“You’re going to tell the story of the inside of her brain?”
Best categorised as a film of the mind, Madeline’s Madeline hypnotises you with its smeared imagery and swirling editing, evoking the feeling of a waking dream rather than anchoring you to a traditional narrative. Josephine Decker has conjured a film of such unconscious beauty and lyricism, it feels alive in your hands – film as wet clay, the possibilities seem endless. Her trademark affinity for strange POV’s electrifies the entire film. At various points the camera wanders away from its main focus, finding life on the fringes of the frame. We see the city at night, all the lights smudged together like an oil painting in a downpour of rain (or tears) or catch momentary glimpses of lives on the periphery. These seemingly improvisatory flourishes stem from the film’s focus on performance.

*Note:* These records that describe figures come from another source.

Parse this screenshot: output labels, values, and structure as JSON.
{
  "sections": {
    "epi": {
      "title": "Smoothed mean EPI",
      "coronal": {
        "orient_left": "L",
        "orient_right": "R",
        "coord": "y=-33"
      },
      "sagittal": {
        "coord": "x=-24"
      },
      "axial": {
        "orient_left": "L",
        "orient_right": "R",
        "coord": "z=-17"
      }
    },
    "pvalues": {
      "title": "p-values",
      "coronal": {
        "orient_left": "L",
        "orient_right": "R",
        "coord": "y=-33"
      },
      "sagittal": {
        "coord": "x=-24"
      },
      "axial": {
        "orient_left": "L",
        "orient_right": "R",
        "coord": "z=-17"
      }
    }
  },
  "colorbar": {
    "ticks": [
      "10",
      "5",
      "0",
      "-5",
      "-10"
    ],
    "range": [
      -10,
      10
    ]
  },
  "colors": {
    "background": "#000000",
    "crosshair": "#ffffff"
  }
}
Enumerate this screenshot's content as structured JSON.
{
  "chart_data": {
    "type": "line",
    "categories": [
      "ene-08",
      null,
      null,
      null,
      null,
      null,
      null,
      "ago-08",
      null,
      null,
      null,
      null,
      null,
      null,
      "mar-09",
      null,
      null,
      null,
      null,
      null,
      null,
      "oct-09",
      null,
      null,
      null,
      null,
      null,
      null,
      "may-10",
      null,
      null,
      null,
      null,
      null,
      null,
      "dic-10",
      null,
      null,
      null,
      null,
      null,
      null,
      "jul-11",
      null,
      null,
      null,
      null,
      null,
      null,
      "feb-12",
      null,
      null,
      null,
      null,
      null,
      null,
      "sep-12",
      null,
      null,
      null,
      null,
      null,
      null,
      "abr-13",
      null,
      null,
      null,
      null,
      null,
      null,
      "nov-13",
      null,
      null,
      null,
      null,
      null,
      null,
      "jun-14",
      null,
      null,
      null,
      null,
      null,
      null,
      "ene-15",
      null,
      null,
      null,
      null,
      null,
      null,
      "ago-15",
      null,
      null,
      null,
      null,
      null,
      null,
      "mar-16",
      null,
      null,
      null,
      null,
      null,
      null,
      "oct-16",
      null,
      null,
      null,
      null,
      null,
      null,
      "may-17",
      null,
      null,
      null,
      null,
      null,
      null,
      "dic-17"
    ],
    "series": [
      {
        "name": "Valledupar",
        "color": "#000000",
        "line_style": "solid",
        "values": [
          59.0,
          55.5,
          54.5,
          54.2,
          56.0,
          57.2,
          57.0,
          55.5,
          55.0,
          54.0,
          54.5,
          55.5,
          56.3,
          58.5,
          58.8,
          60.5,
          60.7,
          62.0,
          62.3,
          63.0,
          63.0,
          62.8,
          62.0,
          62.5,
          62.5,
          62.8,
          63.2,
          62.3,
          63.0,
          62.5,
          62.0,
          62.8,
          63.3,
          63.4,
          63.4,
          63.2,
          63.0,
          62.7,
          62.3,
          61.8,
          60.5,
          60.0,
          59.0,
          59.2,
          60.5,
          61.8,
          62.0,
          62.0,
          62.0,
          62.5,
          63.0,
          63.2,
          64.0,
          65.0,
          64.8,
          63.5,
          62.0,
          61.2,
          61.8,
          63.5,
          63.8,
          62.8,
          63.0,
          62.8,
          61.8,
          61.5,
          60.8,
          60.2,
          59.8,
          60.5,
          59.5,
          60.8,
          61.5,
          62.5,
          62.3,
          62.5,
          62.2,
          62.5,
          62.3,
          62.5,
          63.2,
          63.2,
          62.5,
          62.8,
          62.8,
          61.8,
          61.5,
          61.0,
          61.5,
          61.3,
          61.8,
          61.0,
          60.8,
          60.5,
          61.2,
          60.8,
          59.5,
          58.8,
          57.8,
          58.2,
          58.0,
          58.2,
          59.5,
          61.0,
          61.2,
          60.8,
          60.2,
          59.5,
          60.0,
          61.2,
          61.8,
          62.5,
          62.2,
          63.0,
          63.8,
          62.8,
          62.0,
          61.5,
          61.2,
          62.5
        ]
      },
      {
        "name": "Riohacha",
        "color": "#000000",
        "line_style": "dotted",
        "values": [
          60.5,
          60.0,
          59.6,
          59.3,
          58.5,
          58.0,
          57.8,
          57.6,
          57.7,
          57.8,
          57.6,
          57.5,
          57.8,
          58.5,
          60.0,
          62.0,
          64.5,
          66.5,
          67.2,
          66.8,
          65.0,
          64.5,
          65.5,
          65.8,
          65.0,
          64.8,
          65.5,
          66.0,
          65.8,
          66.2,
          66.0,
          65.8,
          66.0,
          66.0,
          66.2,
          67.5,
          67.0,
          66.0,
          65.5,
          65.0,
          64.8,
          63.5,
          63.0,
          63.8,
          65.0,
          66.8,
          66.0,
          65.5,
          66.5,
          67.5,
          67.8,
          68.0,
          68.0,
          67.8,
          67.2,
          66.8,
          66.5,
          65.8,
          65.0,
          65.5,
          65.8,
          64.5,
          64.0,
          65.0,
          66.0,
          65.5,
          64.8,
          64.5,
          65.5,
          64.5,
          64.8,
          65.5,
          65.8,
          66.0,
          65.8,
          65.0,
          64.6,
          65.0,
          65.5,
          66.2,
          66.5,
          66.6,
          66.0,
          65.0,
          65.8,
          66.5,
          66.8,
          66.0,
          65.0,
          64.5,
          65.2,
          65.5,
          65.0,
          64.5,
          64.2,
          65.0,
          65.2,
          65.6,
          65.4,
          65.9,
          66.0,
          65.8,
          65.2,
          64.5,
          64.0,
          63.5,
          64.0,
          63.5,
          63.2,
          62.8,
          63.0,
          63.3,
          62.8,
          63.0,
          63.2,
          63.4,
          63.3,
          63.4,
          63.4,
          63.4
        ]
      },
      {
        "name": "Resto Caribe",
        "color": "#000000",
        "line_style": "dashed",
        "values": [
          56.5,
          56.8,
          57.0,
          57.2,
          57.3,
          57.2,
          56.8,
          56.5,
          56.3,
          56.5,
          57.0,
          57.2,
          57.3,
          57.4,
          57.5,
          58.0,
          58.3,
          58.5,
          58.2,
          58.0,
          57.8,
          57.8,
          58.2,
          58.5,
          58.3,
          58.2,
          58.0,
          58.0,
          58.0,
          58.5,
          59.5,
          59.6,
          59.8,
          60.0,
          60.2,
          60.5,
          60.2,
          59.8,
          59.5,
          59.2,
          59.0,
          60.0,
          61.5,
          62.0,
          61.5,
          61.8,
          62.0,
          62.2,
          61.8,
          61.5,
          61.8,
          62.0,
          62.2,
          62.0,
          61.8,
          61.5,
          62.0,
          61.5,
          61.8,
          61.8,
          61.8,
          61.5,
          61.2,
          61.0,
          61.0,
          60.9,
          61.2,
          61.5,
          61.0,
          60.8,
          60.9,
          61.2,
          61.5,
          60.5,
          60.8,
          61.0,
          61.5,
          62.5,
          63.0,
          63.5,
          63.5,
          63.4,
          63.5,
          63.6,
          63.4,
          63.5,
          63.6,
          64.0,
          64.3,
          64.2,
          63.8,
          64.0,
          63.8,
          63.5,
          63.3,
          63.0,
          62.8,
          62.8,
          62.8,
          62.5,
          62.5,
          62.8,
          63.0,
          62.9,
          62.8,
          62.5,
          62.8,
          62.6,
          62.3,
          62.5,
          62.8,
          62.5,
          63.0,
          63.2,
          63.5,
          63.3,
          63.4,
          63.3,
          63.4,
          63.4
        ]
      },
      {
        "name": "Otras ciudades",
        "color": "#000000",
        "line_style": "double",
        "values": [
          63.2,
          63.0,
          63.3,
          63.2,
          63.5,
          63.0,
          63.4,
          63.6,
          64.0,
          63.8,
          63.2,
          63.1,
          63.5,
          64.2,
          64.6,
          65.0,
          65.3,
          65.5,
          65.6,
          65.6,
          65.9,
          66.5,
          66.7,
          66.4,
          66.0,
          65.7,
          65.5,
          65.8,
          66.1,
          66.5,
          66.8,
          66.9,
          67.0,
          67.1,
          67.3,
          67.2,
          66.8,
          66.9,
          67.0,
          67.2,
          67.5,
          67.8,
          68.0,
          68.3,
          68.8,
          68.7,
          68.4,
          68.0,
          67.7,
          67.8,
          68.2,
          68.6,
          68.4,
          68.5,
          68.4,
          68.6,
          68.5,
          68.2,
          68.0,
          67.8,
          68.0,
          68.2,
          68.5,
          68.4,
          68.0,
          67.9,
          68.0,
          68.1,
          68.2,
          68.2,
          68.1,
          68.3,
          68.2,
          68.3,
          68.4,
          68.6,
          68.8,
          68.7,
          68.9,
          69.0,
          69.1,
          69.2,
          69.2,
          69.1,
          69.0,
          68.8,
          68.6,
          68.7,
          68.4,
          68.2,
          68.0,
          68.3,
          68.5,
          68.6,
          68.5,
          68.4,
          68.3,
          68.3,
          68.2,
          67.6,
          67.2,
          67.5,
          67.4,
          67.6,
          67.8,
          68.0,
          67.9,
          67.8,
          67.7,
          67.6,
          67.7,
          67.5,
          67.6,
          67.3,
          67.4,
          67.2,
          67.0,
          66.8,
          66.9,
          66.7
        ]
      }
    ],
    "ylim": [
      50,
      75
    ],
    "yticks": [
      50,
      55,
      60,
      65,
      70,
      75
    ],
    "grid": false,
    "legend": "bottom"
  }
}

At the centre of it all is an attempt to stage a piece of theatre, less a play than the depiction of a certain headspace mounted on a stage. The trio of central performances from Helena Howard, Miranda July and Molly Parker are exceptional, so alive and thoroughly contained by Decker. These aren’t the kind of great performances that overshadow a film, where praise on the actors exceeds praise of the overall work, but rather performances that enhance and electrify the whole into totality. Decker controls so many shades here – beautiful and strange one minute, sickening and mad the other – that her film resembles a great magic trick. I don’t know how she and her collaborators did it, but I don’t want to know either. Extraordinary.